Warner DO, Zaccariello MJ, Katusic SK, Schroeder DR, Hanson AC, Schulte PJ, Buenvenida SL, Gleich SJ, Wilder RT, Sprung J, Hu D, Voigt RG, Paule MG, Chelonis JJ, Flick RP. Anesthesiology. 2018 Apr 19 [Epub ahead of print]
There is a concern that drugs producing sedation or general anesthesia can cause neuroapoptosis and long-term deficits in learning and behavior in children. While studies in animal models have consistently found a connection to adverse neural impact, the findings of studies in humans to date have been variable. For example, it is unclear whether single and multiple exposures to general anesthesia are associated with deficits in learning and behavior. The outcomes assessed have also been variable, with only two studies reporting a comprehensive assessment of neuropsychological function. Even these studies were limited by their design or a limited patient population (e.g. only patients undergoing herniorrhaphy).
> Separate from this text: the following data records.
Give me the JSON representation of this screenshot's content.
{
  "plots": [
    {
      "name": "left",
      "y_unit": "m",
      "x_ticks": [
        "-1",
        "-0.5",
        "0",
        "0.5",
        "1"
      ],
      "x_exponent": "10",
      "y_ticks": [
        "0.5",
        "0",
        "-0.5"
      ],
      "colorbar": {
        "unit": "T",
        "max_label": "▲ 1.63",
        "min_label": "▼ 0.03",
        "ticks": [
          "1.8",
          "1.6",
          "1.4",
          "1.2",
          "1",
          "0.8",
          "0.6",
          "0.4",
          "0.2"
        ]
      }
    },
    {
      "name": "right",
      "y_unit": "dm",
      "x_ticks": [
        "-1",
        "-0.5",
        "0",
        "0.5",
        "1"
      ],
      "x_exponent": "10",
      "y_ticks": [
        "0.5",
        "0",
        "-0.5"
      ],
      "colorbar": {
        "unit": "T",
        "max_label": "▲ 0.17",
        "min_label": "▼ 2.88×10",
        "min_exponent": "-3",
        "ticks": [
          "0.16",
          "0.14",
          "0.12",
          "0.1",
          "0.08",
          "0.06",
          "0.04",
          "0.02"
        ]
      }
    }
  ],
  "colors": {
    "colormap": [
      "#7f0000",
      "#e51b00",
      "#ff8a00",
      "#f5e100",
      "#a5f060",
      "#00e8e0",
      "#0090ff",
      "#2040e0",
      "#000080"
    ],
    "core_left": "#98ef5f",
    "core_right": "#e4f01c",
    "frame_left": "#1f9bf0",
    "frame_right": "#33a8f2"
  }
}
The Mayo Anesthesia Safety in Kids (MASK) study aimed to address the question of how exposure of children to anesthesia may affect neurodevelopment by: 1) employing comprehensive neuropsychological assessments; 2) evaluating unexposed, singly exposed, and multiply exposed patients; and 3) evaluating a population of children who underwent a diverse range of procedures within a defined locale.
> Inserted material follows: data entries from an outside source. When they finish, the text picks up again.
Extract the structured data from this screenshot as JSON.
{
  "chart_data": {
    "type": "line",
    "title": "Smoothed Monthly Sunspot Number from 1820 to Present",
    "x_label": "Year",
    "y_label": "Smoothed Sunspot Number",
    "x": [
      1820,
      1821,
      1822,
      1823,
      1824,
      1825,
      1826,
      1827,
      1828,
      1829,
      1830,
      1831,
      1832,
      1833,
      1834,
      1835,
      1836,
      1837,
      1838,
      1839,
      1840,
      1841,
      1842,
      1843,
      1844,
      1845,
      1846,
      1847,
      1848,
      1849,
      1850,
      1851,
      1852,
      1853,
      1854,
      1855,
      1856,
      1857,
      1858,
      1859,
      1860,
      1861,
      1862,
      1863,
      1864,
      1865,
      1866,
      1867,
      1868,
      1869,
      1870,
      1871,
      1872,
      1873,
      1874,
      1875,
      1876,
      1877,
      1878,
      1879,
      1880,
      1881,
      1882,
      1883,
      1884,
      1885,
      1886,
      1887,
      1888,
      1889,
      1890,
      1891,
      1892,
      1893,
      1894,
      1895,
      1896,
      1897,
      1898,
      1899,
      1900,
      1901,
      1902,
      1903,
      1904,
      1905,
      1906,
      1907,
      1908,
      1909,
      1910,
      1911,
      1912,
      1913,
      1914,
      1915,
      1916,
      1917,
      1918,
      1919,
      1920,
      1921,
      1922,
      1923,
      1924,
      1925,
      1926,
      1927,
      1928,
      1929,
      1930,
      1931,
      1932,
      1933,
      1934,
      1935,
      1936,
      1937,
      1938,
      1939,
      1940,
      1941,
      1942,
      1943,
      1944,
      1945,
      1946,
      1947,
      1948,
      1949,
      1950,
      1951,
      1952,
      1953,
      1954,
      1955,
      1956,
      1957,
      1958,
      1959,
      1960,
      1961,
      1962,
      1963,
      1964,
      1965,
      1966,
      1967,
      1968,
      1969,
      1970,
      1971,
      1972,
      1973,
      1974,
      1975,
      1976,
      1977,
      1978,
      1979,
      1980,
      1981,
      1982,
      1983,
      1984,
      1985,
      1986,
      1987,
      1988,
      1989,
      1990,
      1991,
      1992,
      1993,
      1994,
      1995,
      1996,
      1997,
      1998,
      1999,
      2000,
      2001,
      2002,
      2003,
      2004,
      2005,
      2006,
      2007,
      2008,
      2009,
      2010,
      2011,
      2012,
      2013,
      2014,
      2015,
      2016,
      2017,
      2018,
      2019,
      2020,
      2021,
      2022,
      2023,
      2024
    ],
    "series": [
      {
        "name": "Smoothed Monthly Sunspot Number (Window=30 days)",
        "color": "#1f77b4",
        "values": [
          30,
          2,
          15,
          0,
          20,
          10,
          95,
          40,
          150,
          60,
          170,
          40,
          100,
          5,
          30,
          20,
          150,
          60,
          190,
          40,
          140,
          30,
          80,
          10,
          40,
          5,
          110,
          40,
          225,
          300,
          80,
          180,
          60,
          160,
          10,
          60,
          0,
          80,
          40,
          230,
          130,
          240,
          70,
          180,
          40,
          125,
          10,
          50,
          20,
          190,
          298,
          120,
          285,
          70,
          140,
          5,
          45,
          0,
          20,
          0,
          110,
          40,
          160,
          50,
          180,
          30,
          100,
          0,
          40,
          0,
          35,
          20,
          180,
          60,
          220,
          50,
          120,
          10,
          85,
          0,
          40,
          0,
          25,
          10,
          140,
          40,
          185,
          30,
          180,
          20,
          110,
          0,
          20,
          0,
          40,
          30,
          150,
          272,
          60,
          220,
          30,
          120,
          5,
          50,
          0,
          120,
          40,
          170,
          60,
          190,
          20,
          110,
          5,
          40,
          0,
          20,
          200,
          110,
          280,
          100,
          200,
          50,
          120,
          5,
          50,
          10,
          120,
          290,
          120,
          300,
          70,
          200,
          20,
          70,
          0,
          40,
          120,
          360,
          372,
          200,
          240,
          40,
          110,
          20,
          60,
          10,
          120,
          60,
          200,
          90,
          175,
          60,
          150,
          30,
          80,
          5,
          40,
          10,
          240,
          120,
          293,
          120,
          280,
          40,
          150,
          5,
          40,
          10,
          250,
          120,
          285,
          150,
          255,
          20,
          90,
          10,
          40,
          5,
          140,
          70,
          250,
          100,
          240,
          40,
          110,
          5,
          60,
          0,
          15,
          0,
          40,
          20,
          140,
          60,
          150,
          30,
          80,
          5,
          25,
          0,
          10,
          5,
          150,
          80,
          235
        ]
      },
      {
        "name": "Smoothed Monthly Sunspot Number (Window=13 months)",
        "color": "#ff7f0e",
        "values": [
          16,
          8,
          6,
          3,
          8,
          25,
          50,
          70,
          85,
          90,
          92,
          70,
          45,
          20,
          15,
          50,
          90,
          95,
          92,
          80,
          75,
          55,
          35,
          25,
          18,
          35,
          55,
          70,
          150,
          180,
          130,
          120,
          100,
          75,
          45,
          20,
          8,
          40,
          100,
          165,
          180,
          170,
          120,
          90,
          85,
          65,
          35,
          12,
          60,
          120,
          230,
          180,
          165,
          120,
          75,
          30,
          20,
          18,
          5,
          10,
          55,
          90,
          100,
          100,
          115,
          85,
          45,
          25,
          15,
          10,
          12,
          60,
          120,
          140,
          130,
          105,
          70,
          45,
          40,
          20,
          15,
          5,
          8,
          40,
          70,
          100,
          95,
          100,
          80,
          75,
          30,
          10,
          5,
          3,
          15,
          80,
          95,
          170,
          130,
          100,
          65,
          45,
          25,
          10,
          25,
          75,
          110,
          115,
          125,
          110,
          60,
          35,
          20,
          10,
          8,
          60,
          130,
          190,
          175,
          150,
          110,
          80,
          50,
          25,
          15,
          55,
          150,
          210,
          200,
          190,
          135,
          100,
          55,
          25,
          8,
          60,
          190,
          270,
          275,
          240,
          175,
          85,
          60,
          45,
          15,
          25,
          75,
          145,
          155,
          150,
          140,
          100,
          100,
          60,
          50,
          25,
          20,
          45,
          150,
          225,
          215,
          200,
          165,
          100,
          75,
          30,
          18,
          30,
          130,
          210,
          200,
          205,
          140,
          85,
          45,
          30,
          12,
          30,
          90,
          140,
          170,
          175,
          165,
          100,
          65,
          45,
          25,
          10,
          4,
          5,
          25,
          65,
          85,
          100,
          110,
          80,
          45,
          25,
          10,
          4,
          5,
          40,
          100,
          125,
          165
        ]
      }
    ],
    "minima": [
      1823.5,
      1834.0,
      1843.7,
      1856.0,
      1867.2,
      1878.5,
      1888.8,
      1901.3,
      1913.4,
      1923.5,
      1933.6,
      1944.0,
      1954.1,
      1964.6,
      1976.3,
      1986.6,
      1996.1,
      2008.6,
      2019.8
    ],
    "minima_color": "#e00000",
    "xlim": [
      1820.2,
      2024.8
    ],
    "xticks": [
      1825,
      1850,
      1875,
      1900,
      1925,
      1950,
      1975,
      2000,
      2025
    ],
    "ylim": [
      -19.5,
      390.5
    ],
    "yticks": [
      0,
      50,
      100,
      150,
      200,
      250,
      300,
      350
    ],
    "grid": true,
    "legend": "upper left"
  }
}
The authors identified patients exposed to general anesthesia before the age of three years during the period of 1994 to 2007, born in Olmsted County, Minnesota. There were 997 children (411 unexposed, 380 singly exposed, and 206 multiply exposed) tested for the primary outcome of intelligence quotient (IQ) and secondary outcomes of individual domains from a comprehensive neuropsychological assessment of parent reports. When comparing patients who were unexposed, singly exposed, and multiply exposed to general anesthesia, there was no difference in IQ based on exposure status. Multiply exposed children demonstrated decreased processing speed and fine motor abilities, but singly exposed children did not. Parents of multiply exposed children reported more problems related to executive function, behavior, and reading, whereas parents of singly exposed children reported more problems related to executive function and reading.
Commentary
The findings of this study have been widely anticipated by the pediatric sedation community. Although this study specifically addresses exposure to general anesthetics rather than frequently administered (sole) sedatives such as propofol, there is still a concern that pure sedatives may cause neurodevelopmental deficits. The results of the study may provide some preliminary insight into the sequelae of sedative administration.
This study was the largest to employ detailed neuropsychological assessments, and like other smaller studies, did not show any difference in IQ between children exposed and not exposed to general anesthesia. However, they did identify differences in other domains in children exposed to anesthetics that may be clinically meaningful. Parents of both singly and multiply exposed children reported more problems than unexposed children related to executive function and reading. In addition, multiply exposed children also had more problems related to behaviour reported by parents, as well as modest decreases (effect sizes of <0.5 SD) in processing speed related to reading and fine motor coordination. Although these are secondary outcomes and it should be recognized that the study was not designed to identify differences in these domains, there were still modest differences identified in domains that one might consider as important as IQ.
How these findings pertain to the sedation provider who does not administer general anesthetics, but rather sedatives, is not yet clear. The findings of this study suggest that the frequency of exposure is likely an important factor, with there being less neurodevelopmental sequelae in children with single compared to multiple exposures. It also supports the prevailing postulate that anesthetics, and possibly sedatives, are not entirely benign from a neurodevelopmental standpoint; although IQ may be unaffected, other domains relevant to a child’s day to day functioning and their family may be vulnerable. The findings of this study do not mandate a complete cessation in the current sedation practices nationwide, as further study is necessary to determine whether these sequelae are also present in children who receive sedatives, rather than general anesthetics. As advised by the FDA, the benefits of performing a test or procedure must be weighed against the possible effects of sedation/anesthesia on the child. Strong consideration should be given to weighing the risk and benefits of providing sedation to children under three. In addition, concerted efforts should be made to minimize multiple exposures to sedatives in every child when possible.